JAKARTA – Pemerintah daerah wajib mematuhi Permendagri No. 6 Tahun 2016 tentang pakaian dinas pegawai negeri sipil (PNS). Sebab, secara penerapan seragam tak ada yang berubah, hanya penggunaan batik menjadi dua hari sepekan yakni Kamis dan Jumat.

Sekretaris Jendral (Sekjen) Kementerian Dalam Negeri (Kemendagri), Yuswandi A Tumenggung mengatakan, pakaian batik itu untuk mengangkat lokalitas daerah. Sebenarnya bukan hanya batik, namun pakaian khas daerah setempat sebagai baju dinas PNS.

“Tidak ada alasan mereka tak menerapkan permendagri soal pakaian dinas ini,” kata Yuswandi saat ditemui di Kantor Kemendagri, Kamis (11/2).

Dia menambahkan, untuk penggunaan baju putih juga bukan hal yang perlu dicemaskan. Pertama, seragam itu hanya satu kali dalam sepekan yakni hari Rabu. Menurut dia, pemakaian baju putih tak harus seragam, misalnya kemeja putih polos pada umumnya saja.

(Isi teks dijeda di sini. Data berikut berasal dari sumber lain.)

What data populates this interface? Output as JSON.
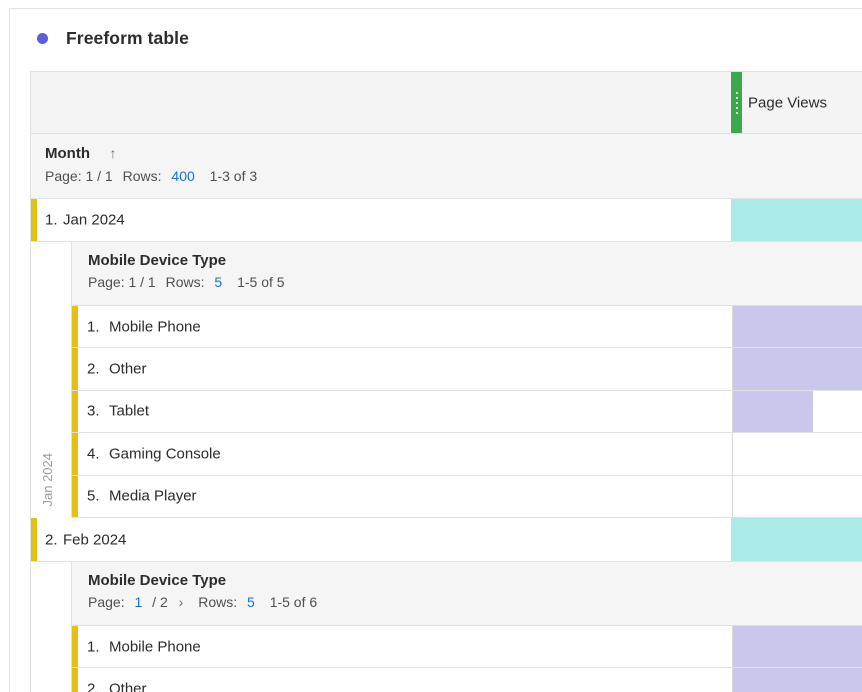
{
  "colors": {
    "accent_dot_purple": "#5c5ce0",
    "metric_handle_green": "#3da74e",
    "row_accent_yellow": "#e1c117",
    "month_total_cell_teal": "#aceae8",
    "breakdown_bar_purple": "#c9c7eb",
    "link_blue": "#1473e6"
  },
  "title": "Freeform table",
  "table": {
    "metric_column": {
      "label": "Page Views",
      "handle_icon": "drag-handle-dots"
    },
    "dimension_header": {
      "label": "Month",
      "sort_icon": "↑",
      "pagination": {
        "page_text": "Page: 1 / 1",
        "rows_label": "Rows:",
        "rows_value": "400",
        "range": "1-3 of 3"
      }
    },
    "groups": [
      {
        "row": {
          "num": "1.",
          "label": "Jan 2024"
        },
        "side_label": "Jan 2024",
        "breakdown": {
          "title": "Mobile Device Type",
          "pagination": {
            "page_text": "Page: 1 / 1",
            "rows_label": "Rows:",
            "rows_value": "5",
            "range": "1-5 of 5"
          },
          "rows": [
            {
              "num": "1.",
              "label": "Mobile Phone",
              "bar": "full"
            },
            {
              "num": "2.",
              "label": "Other",
              "bar": "full"
            },
            {
              "num": "3.",
              "label": "Tablet",
              "bar": "partial"
            },
            {
              "num": "4.",
              "label": "Gaming Console",
              "bar": "none"
            },
            {
              "num": "5.",
              "label": "Media Player",
              "bar": "none"
            }
          ]
        }
      },
      {
        "row": {
          "num": "2.",
          "label": "Feb 2024"
        },
        "side_label": "",
        "breakdown": {
          "title": "Mobile Device Type",
          "pagination": {
            "page_label": "Page:",
            "page_current": "1",
            "page_total": "/ 2",
            "next_icon": "›",
            "rows_label": "Rows:",
            "rows_value": "5",
            "range": "1-5 of 6"
          },
          "rows": [
            {
              "num": "1.",
              "label": "Mobile Phone",
              "bar": "full"
            },
            {
              "num": "2.",
              "label": "Other",
              "bar": "full"
            }
          ]
        }
      }
    ]
  }
}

Makanya, tak perlu penganggaran untuk pakaian ini. Sebab, tak ada yang berubah dari aturan sebelumya yakni Permendagri No. 68 Tahun 2015. Dimana, ada ketentuan penggunaan baju krem, putih dan batik. Begitu juga di peraturan yang ada sekarang ini.

“Kalau memang mau pengadaan seragam baru, nanti bisa diusulkan perubahan anggaran nanti. Jadi dikasih ruang itu nanti bisa revisi,” ujar dia.

Sebelumnya, Kemendagri menerbitkan aturan seragam dinas. Ketentuan itu berlaku untuk PNS di lingkup instansi tersebut dan jajaran Pemerintah daerah (Pemda). Peraturan menjelaskan, Senin – Selasa pakaian dinas krem, Rabu (putih), Kamis – Jumat (batik/pakaian adat).